And hyaluronidase SD-678 is stabilized by the addition of bovine serum albumin or gelatin.

h) Molecular weight The molecular weight of hyaluronidase SD-678 was measured by the gel filtration method using Sephaacrylic S-200.

The molecular weight of hyaluronidase SD-678 by gel filtration was 12
It is 5,000 ± 10,000.

i) Mobility by electrophoresis Crystal structure analysis and elemental analysis were performed using hyaluronidase SD.
-678 cannot be performed because it is not crystallized. Therefore, the mobility of hyaluronidase SD-678 by electrophoresis was measured.

Cellulose acetate membrane as a support, 0.05M Tris-maleic acid buffer solution (pH 6.0), 0.5mA / cm at 30
Electrophoresis of hyaluronidase SD-678 is performed by energizing for minutes, and the mobility of bovine serum albumin migrated to the anode side is +
When set to 1.0, the mobility of hyaluronidase SD-678 is +
It is 0.3.

The microorganisms used in the present invention include Streptococcus
Any strain may be used as long as it is a strain belonging to Disgalactier. Examples of such strains include those that have been deposited at the Institute of Medical Science, University of Tokyo as IID678.

As the microorganism, for example, Streptococcus dysgalactiae is subjected to irradiation treatment with X-rays, γ-rays, ultraviolet rays or the like, or drug treatment with ethyl methanesulfonate, nitrosoguanidine, etc., transformation, transduction, conjugation, genetic manipulation. The hyaluronidase SD-678 production ability may be increased by a commonly used strain mutation treatment method such as.

Comparison with conventional hyaluronidase: Hyaluronidase SD-678 has physicochemical properties as described above.

Hyaluronidase has been known to exist in animal tissues and cultures of certain microorganisms.

All of the animal-derived hyaluronidases are hydrolases and act on hyaluronic acid to produce tetrasaccharides or hexasaccharides, and thus differ from lyase hyaluronidase SD-678 in the action.

On the other hand, hyaluronidases derived from microorganisms, as hyaluronidases whose physicochemical properties have been investigated, include Streptomyces hyalurolyticus Novo Espy, Streptomyces coganeiens No. 8231, Staphylococcus aureus, There is hyaluronidase produced by Peptostreptococcus sp. 84H14S, Propionibacterium acnes or Streptococcus pyogenes.

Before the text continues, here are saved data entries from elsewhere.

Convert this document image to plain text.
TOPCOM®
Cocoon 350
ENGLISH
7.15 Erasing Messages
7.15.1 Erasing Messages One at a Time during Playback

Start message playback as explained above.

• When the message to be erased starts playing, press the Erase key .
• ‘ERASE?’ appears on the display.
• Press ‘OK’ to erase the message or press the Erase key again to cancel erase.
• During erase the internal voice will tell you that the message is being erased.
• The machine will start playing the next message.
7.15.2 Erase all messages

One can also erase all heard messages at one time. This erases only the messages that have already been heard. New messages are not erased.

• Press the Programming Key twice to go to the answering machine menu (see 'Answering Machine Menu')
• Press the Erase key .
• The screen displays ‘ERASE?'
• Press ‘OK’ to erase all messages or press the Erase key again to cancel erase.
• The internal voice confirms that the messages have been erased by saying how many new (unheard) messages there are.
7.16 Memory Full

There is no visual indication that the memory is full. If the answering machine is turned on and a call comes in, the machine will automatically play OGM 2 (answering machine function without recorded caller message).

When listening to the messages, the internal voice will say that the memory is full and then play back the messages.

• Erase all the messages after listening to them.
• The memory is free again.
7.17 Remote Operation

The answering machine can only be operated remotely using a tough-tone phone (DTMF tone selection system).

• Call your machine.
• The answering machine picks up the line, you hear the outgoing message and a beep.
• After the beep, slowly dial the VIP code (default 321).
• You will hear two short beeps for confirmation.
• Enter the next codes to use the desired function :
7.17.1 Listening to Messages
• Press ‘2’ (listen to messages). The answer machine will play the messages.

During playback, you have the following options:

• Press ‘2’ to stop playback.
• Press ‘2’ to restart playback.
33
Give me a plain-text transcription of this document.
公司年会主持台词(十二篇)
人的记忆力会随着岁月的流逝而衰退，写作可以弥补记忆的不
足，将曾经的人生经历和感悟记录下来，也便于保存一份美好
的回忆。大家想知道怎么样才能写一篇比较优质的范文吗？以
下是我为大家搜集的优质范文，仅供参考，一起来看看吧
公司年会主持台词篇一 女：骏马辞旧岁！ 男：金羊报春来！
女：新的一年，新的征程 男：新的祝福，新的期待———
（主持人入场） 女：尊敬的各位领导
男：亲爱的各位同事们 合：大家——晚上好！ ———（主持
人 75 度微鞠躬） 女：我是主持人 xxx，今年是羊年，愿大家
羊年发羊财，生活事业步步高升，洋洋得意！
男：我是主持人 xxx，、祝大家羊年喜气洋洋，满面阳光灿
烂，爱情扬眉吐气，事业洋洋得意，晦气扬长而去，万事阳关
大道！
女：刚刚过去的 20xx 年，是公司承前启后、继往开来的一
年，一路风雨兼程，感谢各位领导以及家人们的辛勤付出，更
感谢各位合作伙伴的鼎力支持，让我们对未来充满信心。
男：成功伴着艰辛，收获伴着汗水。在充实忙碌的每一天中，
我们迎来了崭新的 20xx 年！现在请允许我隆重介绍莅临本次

Here, the properties of hyaluronidase and hyaluronidase SD-678 derived from these microorganisms are compared and shown in the table.

The conventionally known microbial-derived hyaluronidase is a lyase that decomposes the β-hexosaminide bond of hyaluronic acid, and has a common action.

However, the hyaluronidases derived from Streptomyces, Peptostreptococcus and Propionibacterium and hyaluronidase SD-678 have a substrate specificity, an optimal p
The properties differ in terms of H and molecular weight. In addition, the hyaluronidase derived from Staphylococcus differs in its properties in terms of optimum pH and molecular weight.

The molecular weights of hyaluronidase SD-678 and Streptococcus pyogenes hyaluronidase differ, and hyaluronidase SD-678 has a higher molecular weight. Further, hyaluronidase SD-678 has a wide optimum pH range, which is advantageous in use. Furthermore, although Streptococcus pyogenes hyaluronidase is unstable to oxidants,
Since hyaluronidase SD-678 is hardly affected by oxidizing agents, this enzyme is more suitable for degrading hyaluronic acid in the presence of oxidizing agents. On the other hand, it is known that the hyaluronidase SD-678 is inactivated by a reducing agent, but the hyaluronidase of Streptococcus pyogenes is stabilized by the reducing agent.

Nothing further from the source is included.